In summary, HCT-ALB can be used as a simple and easily available test to predict the in-hospital mortality of children infected with the COVID-19 Omicron variant. This carries high sensitivity and moderate specificity. Its combination with the pSOFA score and lactate level can help to stratify these children into different groups with distinct prognoses, in order to guide therapeutic approaches. Laboratory tests based on HCT and ALB can provide valuable prediction, and guide the treatments to children with COVID-19 Omicron infection.

Abbreviations

ALB, albumin; COVID-19, coronavirus disease 2019; HCT-ALB, hematocrit and albumin; HCT, hematocrit; HR, hazard ratio; IQR, interquartile range; pSOFA, pediatric Sequential Organ Failure Assessment; ROC, receiver operating characteristic curve.

Data Sharing Statement

The datasets generated and analyzed in study are available from the corresponding author on reasonable request.
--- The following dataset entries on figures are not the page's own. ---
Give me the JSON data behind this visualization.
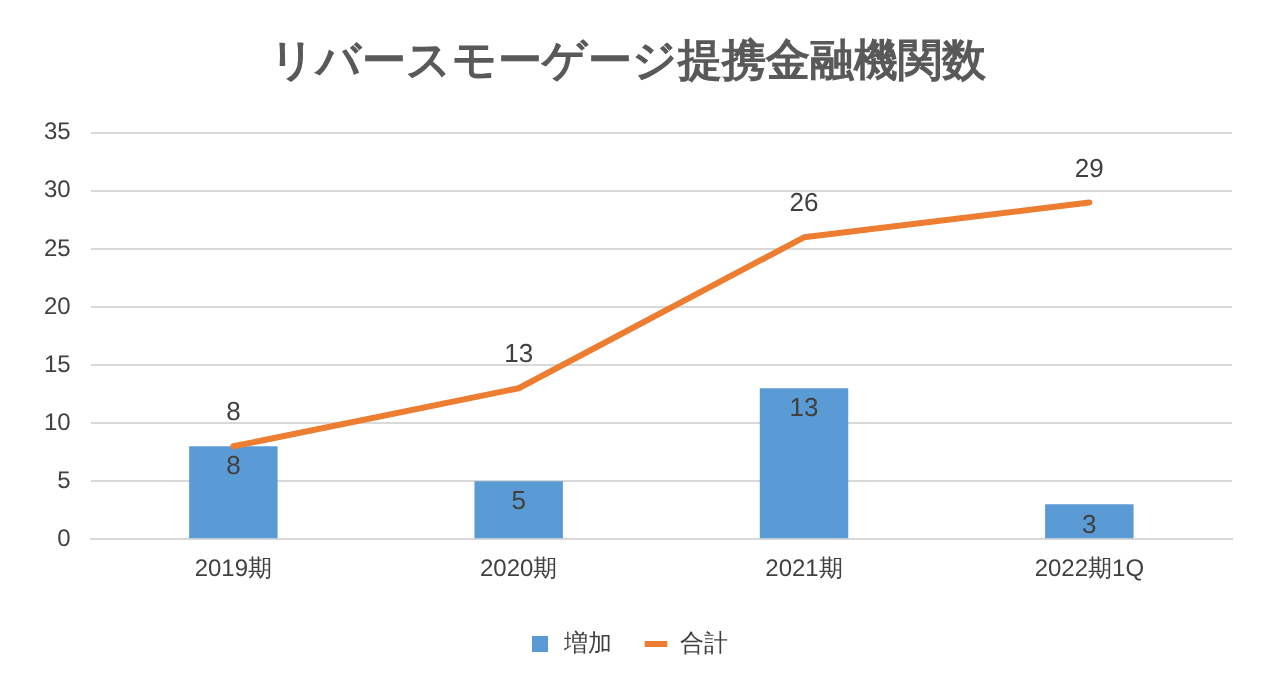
{
  "chart_data": {
    "type": "bar",
    "title": "リバースモーゲージ提携金融機関数",
    "categories": [
      "2019期",
      "2020期",
      "2021期",
      "2022期1Q"
    ],
    "series": [
      {
        "name": "増加",
        "color": "#5b9bd5",
        "values": [
          8,
          5,
          13,
          3
        ]
      },
      {
        "name": "合計",
        "type": "line",
        "color": "#ed7d31",
        "values": [
          8,
          13,
          26,
          29
        ]
      }
    ],
    "ylim": [
      0,
      35
    ],
    "yticks": [
      0,
      5,
      10,
      15,
      20,
      25,
      30,
      35
    ],
    "grid": "y",
    "legend": "bottom",
    "data_labels": true,
    "marker": "none",
    "line_style": "solid"
  }
}
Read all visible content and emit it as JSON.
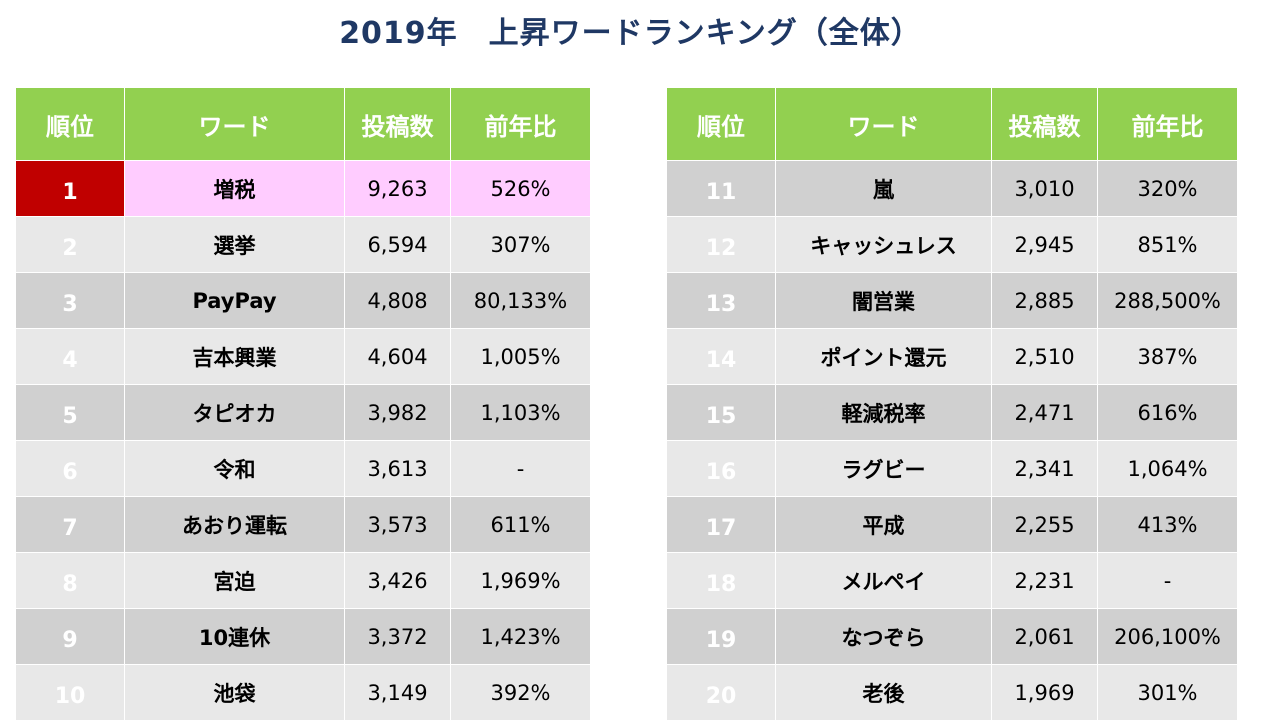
{
  "title": "2019年　上昇ワードランキング（全体）",
  "headers": {
    "rank": "順位",
    "word": "ワード",
    "posts": "投稿数",
    "yoy": "前年比"
  },
  "colors": {
    "header_bg": "#92d050",
    "top_rank_bg": "#c00000",
    "highlight_row_bg": "#ffccff",
    "title": "#1f3864"
  },
  "left_rows": [
    {
      "rank": "1",
      "word": "増税",
      "posts": "9,263",
      "yoy": "526%"
    },
    {
      "rank": "2",
      "word": "選挙",
      "posts": "6,594",
      "yoy": "307%"
    },
    {
      "rank": "3",
      "word": "PayPay",
      "posts": "4,808",
      "yoy": "80,133%"
    },
    {
      "rank": "4",
      "word": "吉本興業",
      "posts": "4,604",
      "yoy": "1,005%"
    },
    {
      "rank": "5",
      "word": "タピオカ",
      "posts": "3,982",
      "yoy": "1,103%"
    },
    {
      "rank": "6",
      "word": "令和",
      "posts": "3,613",
      "yoy": "-"
    },
    {
      "rank": "7",
      "word": "あおり運転",
      "posts": "3,573",
      "yoy": "611%"
    },
    {
      "rank": "8",
      "word": "宮迫",
      "posts": "3,426",
      "yoy": "1,969%"
    },
    {
      "rank": "9",
      "word": "10連休",
      "posts": "3,372",
      "yoy": "1,423%"
    },
    {
      "rank": "10",
      "word": "池袋",
      "posts": "3,149",
      "yoy": "392%"
    }
  ],
  "right_rows": [
    {
      "rank": "11",
      "word": "嵐",
      "posts": "3,010",
      "yoy": "320%"
    },
    {
      "rank": "12",
      "word": "キャッシュレス",
      "posts": "2,945",
      "yoy": "851%"
    },
    {
      "rank": "13",
      "word": "闇営業",
      "posts": "2,885",
      "yoy": "288,500%"
    },
    {
      "rank": "14",
      "word": "ポイント還元",
      "posts": "2,510",
      "yoy": "387%"
    },
    {
      "rank": "15",
      "word": "軽減税率",
      "posts": "2,471",
      "yoy": "616%"
    },
    {
      "rank": "16",
      "word": "ラグビー",
      "posts": "2,341",
      "yoy": "1,064%"
    },
    {
      "rank": "17",
      "word": "平成",
      "posts": "2,255",
      "yoy": "413%"
    },
    {
      "rank": "18",
      "word": "メルペイ",
      "posts": "2,231",
      "yoy": "-"
    },
    {
      "rank": "19",
      "word": "なつぞら",
      "posts": "2,061",
      "yoy": "206,100%"
    },
    {
      "rank": "20",
      "word": "老後",
      "posts": "1,969",
      "yoy": "301%"
    }
  ]
}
Ethics Approval and Informed Consent

The study protocol was approved by the ethics committee of each participating hospital listed below. The requirement for a written informed consent was waived due to the retrospective design of the study.

Ethics committee of each hospital:

Ethics committee of the Affiliated Hospital of Qingdao University, Ethics committee of Zibo Maternal and Child Health Hospital, Ethics committee of Yantai Yuhuangding Hospital, Ethics committee of Qingzhou People’s Hospital, Ethics committee of Laizhou City People’s Hospital, Ethics committee of Haiyang People’s Hospital, Ethics committee of Jining First People’s Hospital, Ethics committee of West Coast New District Hospital of Chinese Medicine, Ethics committee of People’s Hospital of Wulian, Ethics committee of Linyi Central Hospital, Ethics committee of Rehabilitation University Qingdao Central Hospital, Ethics committee of Qingdao Traditional Chinese Medicine Hospital, and Ethics committee of Weihai Municipal Hospital.

Funding

The study did not receive any funding in any form.

Disclosure

The authors declare that they have no conflicts of interest.